While financial markets try to guess the pace at which the Federal Reserve will reduce its $120 billion a month in Treasury and mortgage-backed asset purchases, the Treasury Department looks to be on the verge of scaling back its quarterly sale of longer-term Treasury bonds for the first time in more than five years.
The reduction in Treasury bond sales is expected to begin with next week’s quarterly refunding auction.
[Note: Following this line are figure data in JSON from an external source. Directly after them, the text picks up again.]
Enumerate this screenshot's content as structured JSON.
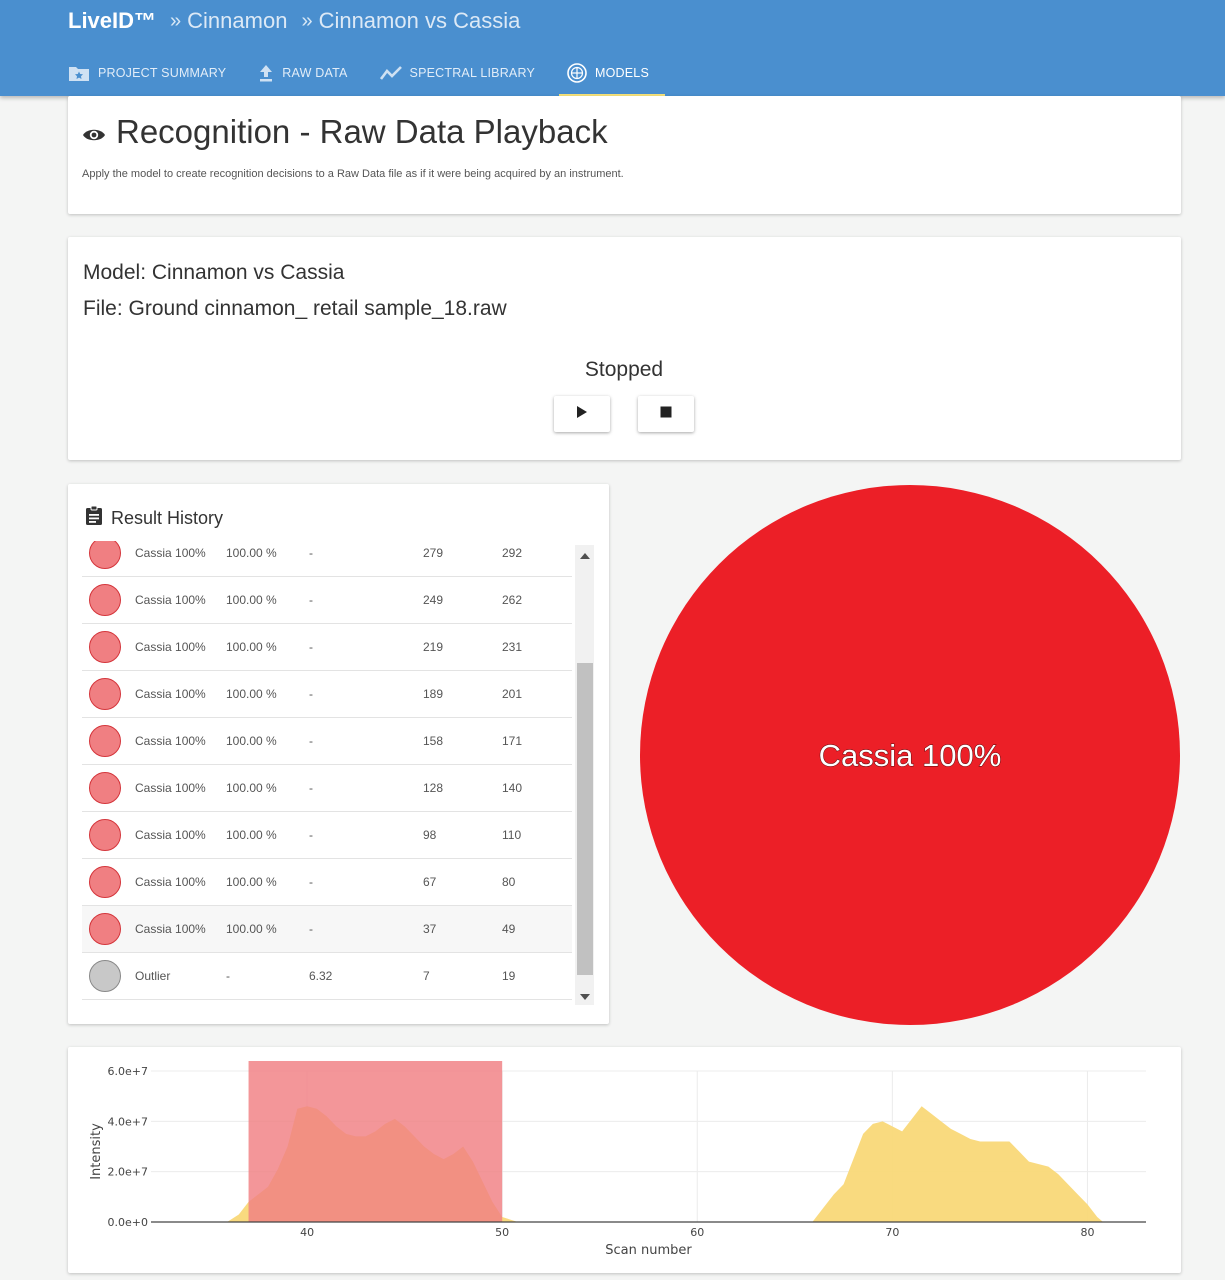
{
  "header": {
    "brand": "LiveID™",
    "breadcrumbs": [
      "Cinnamon",
      "Cinnamon vs Cassia"
    ],
    "separator": "»",
    "tabs": [
      {
        "label": "PROJECT SUMMARY",
        "icon": "folder-star-icon",
        "active": false
      },
      {
        "label": "RAW DATA",
        "icon": "upload-icon",
        "active": false
      },
      {
        "label": "SPECTRAL LIBRARY",
        "icon": "trend-line-icon",
        "active": false
      },
      {
        "label": "MODELS",
        "icon": "globe-icon",
        "active": true
      }
    ]
  },
  "intro": {
    "title": "Recognition - Raw Data Playback",
    "description": "Apply the model to create recognition decisions to a Raw Data file as if it were being acquired by an instrument."
  },
  "playback": {
    "model_line": "Model: Cinnamon vs Cassia",
    "file_line": "File: Ground cinnamon_ retail sample_18.raw",
    "status": "Stopped",
    "play_icon": "play-icon",
    "stop_icon": "stop-icon"
  },
  "result_history": {
    "title": "Result History",
    "rows": [
      {
        "label": "Cassia 100%",
        "percent": "100.00 %",
        "score": "-",
        "start": "279",
        "end": "292",
        "color": "#f07f82"
      },
      {
        "label": "Cassia 100%",
        "percent": "100.00 %",
        "score": "-",
        "start": "249",
        "end": "262",
        "color": "#f07f82"
      },
      {
        "label": "Cassia 100%",
        "percent": "100.00 %",
        "score": "-",
        "start": "219",
        "end": "231",
        "color": "#f07f82"
      },
      {
        "label": "Cassia 100%",
        "percent": "100.00 %",
        "score": "-",
        "start": "189",
        "end": "201",
        "color": "#f07f82"
      },
      {
        "label": "Cassia 100%",
        "percent": "100.00 %",
        "score": "-",
        "start": "158",
        "end": "171",
        "color": "#f07f82"
      },
      {
        "label": "Cassia 100%",
        "percent": "100.00 %",
        "score": "-",
        "start": "128",
        "end": "140",
        "color": "#f07f82"
      },
      {
        "label": "Cassia 100%",
        "percent": "100.00 %",
        "score": "-",
        "start": "98",
        "end": "110",
        "color": "#f07f82"
      },
      {
        "label": "Cassia 100%",
        "percent": "100.00 %",
        "score": "-",
        "start": "67",
        "end": "80",
        "color": "#f07f82"
      },
      {
        "label": "Cassia 100%",
        "percent": "100.00 %",
        "score": "-",
        "start": "37",
        "end": "49",
        "color": "#f07f82"
      },
      {
        "label": "Outlier",
        "percent": "-",
        "score": "6.32",
        "start": "7",
        "end": "19",
        "color": "#c8c8c8"
      }
    ]
  },
  "pie": {
    "label": "Cassia 100%",
    "value": 100,
    "color": "#ec1f27"
  },
  "chart_data": {
    "type": "area",
    "xlabel": "Scan number",
    "ylabel": "Intensity",
    "xlim": [
      32,
      83
    ],
    "ylim": [
      0,
      60000000
    ],
    "x_ticks": [
      40,
      50,
      60,
      70,
      80
    ],
    "x_tick_labels": [
      "40",
      "50",
      "60",
      "70",
      "80"
    ],
    "y_ticks": [
      0,
      20000000,
      40000000,
      60000000
    ],
    "y_tick_labels": [
      "0.0e+0",
      "2.0e+7",
      "4.0e+7",
      "6.0e+7"
    ],
    "grid": true,
    "highlight": {
      "x_start": 37,
      "x_end": 50,
      "color": "#f07f82"
    },
    "series": [
      {
        "color": "#f9d878",
        "x": [
          35.9,
          36.5,
          37,
          37.5,
          38,
          38.5,
          39,
          39.5,
          40,
          40.5,
          41,
          41.5,
          42,
          42.5,
          43,
          43.5,
          44,
          44.5,
          45,
          45.5,
          46,
          46.5,
          47,
          47.5,
          48,
          48.5,
          49,
          49.5,
          50,
          50.8
        ],
        "y": [
          0,
          3000000,
          8000000,
          11000000,
          14000000,
          21000000,
          30000000,
          45000000,
          46000000,
          45000000,
          42000000,
          38000000,
          35000000,
          34000000,
          34000000,
          36000000,
          39000000,
          41000000,
          38000000,
          34000000,
          30000000,
          27000000,
          25000000,
          27000000,
          30000000,
          24000000,
          16000000,
          8000000,
          2000000,
          0
        ]
      },
      {
        "color": "#f9d878",
        "x": [
          65.9,
          66.5,
          67,
          67.5,
          68,
          68.5,
          69,
          69.5,
          70,
          70.5,
          71,
          71.5,
          72,
          72.5,
          73,
          73.5,
          74,
          74.5,
          75,
          75.5,
          76,
          76.5,
          77,
          77.5,
          78,
          78.5,
          79,
          79.5,
          80,
          80.5,
          80.8
        ],
        "y": [
          0,
          6000000,
          11000000,
          15000000,
          25000000,
          35000000,
          39000000,
          40000000,
          38000000,
          36000000,
          41000000,
          46000000,
          43000000,
          40000000,
          37000000,
          35000000,
          33000000,
          32000000,
          32000000,
          32000000,
          32000000,
          28000000,
          24000000,
          23000000,
          22000000,
          19000000,
          15000000,
          11000000,
          7000000,
          2000000,
          0
        ]
      }
    ]
  }
}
And, a number of Wall Street banks project, sales of regular coupon-bearing debt will be pared back by some $1 trillion by about the third quarter of 2022. By comparison Federal Reserve Chair Jerome Powell has said the central bank’s $80 billion-a-month in Treasuries purchases will be completely terminated by mid-2022.
While the Treasury’s exact borrowing needs will depend in part on two longer-term fiscal packages that Congress aims to enact in coming weeks, the U.S. budget deficit is now on a downward path, which makes last year’s record action sales to fund Pandemic relief unnecessary. —
The reduction in the size of Treasury auctions will largely offset lower demand from bond purchases by the Fed–which, all things being equal, would keep Treasury bond yields at recent levels. (The path of inflation is, of course, the wild card here.)
On Wednesday, just hours after the Fed’s policy announcement from the November 3 meeting of its Open Market committee, the Treasury will release details of the department’s November quarterly refunding sales of 3-, 10- and 30-year debt.
All this assumes that Congress–or actually Congressional Democrats–will raise the debt ceiling in early December. The Treasury Department has run down its reserves in order to avoid running out of cash while Congress dithers over raising the debt ceiling. Estimates say that it will take about $300 billion in net debt issuance in 2022 to restore the Treasury cash balance back to around $800 billion.